Steps like these can help states implement the Clean Power Plan, and help the U.S. close the gap to reach its emissions-cutting goals under the Paris Agreement. Despite this, cities have been largely outside-looking-in when it comes to serious conversations on designing and implementing state, federal and international climate policy.

An Integrated Approach

How much faster could we tackle our climate and energy challenges if we took a more integrated approach? The potential is great; for every Philadelphia or Phoenix there are a dozen more cities that aspire to achieve similar success.

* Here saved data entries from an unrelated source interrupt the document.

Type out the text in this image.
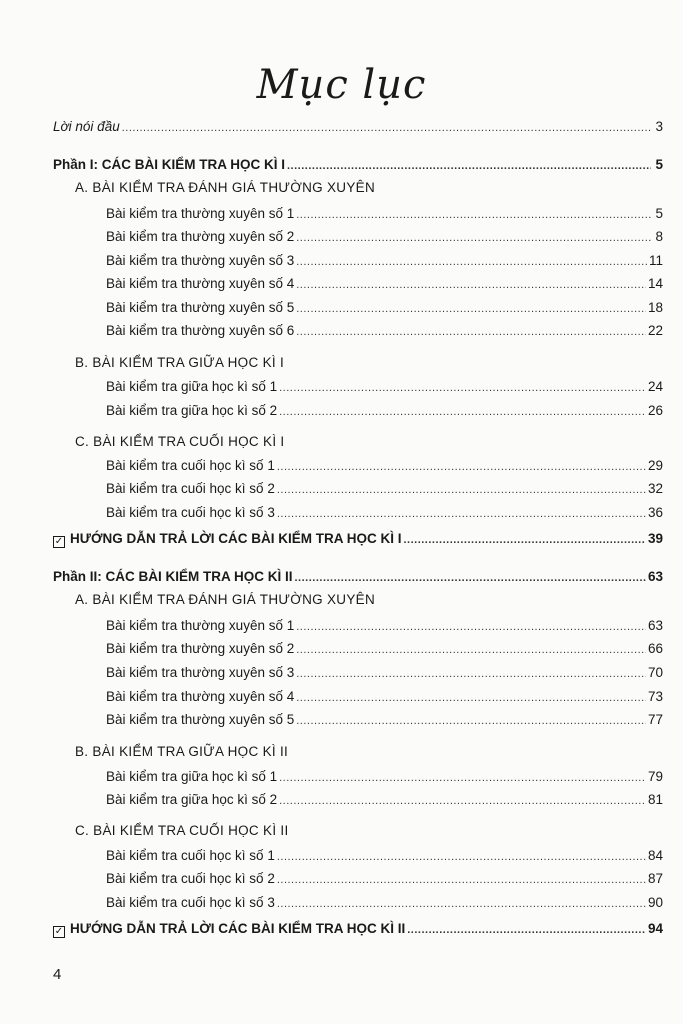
Mục lục
Lời nói đầu .....	3
Phần I: CÁC BÀI KIỂM TRA HỌC KÌ I .....	5
A. BÀI KIỂM TRA ĐÁNH GIÁ THƯỜNG XUYÊN
Bài kiểm tra thường xuyên số 1 .....	5
Bài kiểm tra thường xuyên số 2 .....	8
Bài kiểm tra thường xuyên số 3 .....	11
Bài kiểm tra thường xuyên số 4 .....	14
Bài kiểm tra thường xuyên số 5 .....	18
Bài kiểm tra thường xuyên số 6 .....	22
B. BÀI KIỂM TRA GIỮA HỌC KÌ I
Bài kiểm tra giữa học kì số 1 .....	24
Bài kiểm tra giữa học kì số 2 .....	26
C. BÀI KIỂM TRA CUỐI HỌC KÌ I
Bài kiểm tra cuối học kì số 1 .....	29
Bài kiểm tra cuối học kì số 2 .....	32
Bài kiểm tra cuối học kì số 3 .....	36
✓ HƯỚNG DẪN TRẢ LỜI CÁC BÀI KIỂM TRA HỌC KÌ I .....	39
Phần II: CÁC BÀI KIỂM TRA HỌC KÌ II .....	63
A. BÀI KIỂM TRA ĐÁNH GIÁ THƯỜNG XUYÊN
Bài kiểm tra thường xuyên số 1 .....	63
Bài kiểm tra thường xuyên số 2 .....	66
Bài kiểm tra thường xuyên số 3 .....	70
Bài kiểm tra thường xuyên số 4 .....	73
Bài kiểm tra thường xuyên số 5 .....	77
B. BÀI KIỂM TRA GIỮA HỌC KÌ II
Bài kiểm tra giữa học kì số 1 .....	79
Bài kiểm tra giữa học kì số 2 .....	81
C. BÀI KIỂM TRA CUỐI HỌC KÌ II
Bài kiểm tra cuối học kì số 1 .....	84
Bài kiểm tra cuối học kì số 2 .....	87
Bài kiểm tra cuối học kì số 3 .....	90
✓ HƯỚNG DẪN TRẢ LỜI CÁC BÀI KIỂM TRA HỌC KÌ II .....	94
4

For these reasons, C2ES is promoting collaborative approaches that result in integrated 'ecosystems' of policies and programs. Our Solutions Forum fosters new relationships among cities, businesses, and states on key issues. We are also helping cities work with local businesses to establish climate resilience plans that leverage both public and private resources.

City-city initiatives are critical to galvanize support for and increase understanding of transformative climate and energy solutions. But putting these solutions into practice will take on-the-ground collaboration with other levels of government and businesses.

Charlotte leads the way toward sustainable cities

Downtown Charlotte, an example of a city collaborating with the business community to become more sustainable.

City leaders have been envisioning more livable cities, with low-impact workplaces, efficient neighborhoods, thriving ecosystems, resilient electricity grids, and more. Today, many are ready to begin turning their vision of a sustainable community into a reality.

In the face of ever-present budget constraints, one strategy is collaborating with the business community. Cities are no stranger to partnerships, for example, on large development projects. But in the sustainability realm, partnerships are focusing more on improving coordination among key stakeholders.

A prime example is unfolding in Charlotte, North Carolina, a financial and energy hub of the South. In Charlotte, like many other cities, local public and private leaders have been working to improve the sustainability of their organizations, but have struggled to overcome challenges such as how to engage individuals and track and measure success.

Through a series of conversations between the CEOs of Duke Energy and Cisco, the Mayor of Charlotte, and the head of Charlotte Center City Partners, a local nonprofit, local leaders realized they shared a common vision and common challenges. The idea for a new nonprofit, Envision Charlotte, was born. It was launched in 2010 with public and private leaders on its board, and the first goal was to help Charlotte’s commercial buildings become the most efficient in the country. A super-efficient urban core would give the city a competitive economic advantage, demonstrate its commitment to sustainability, and promote civic pride.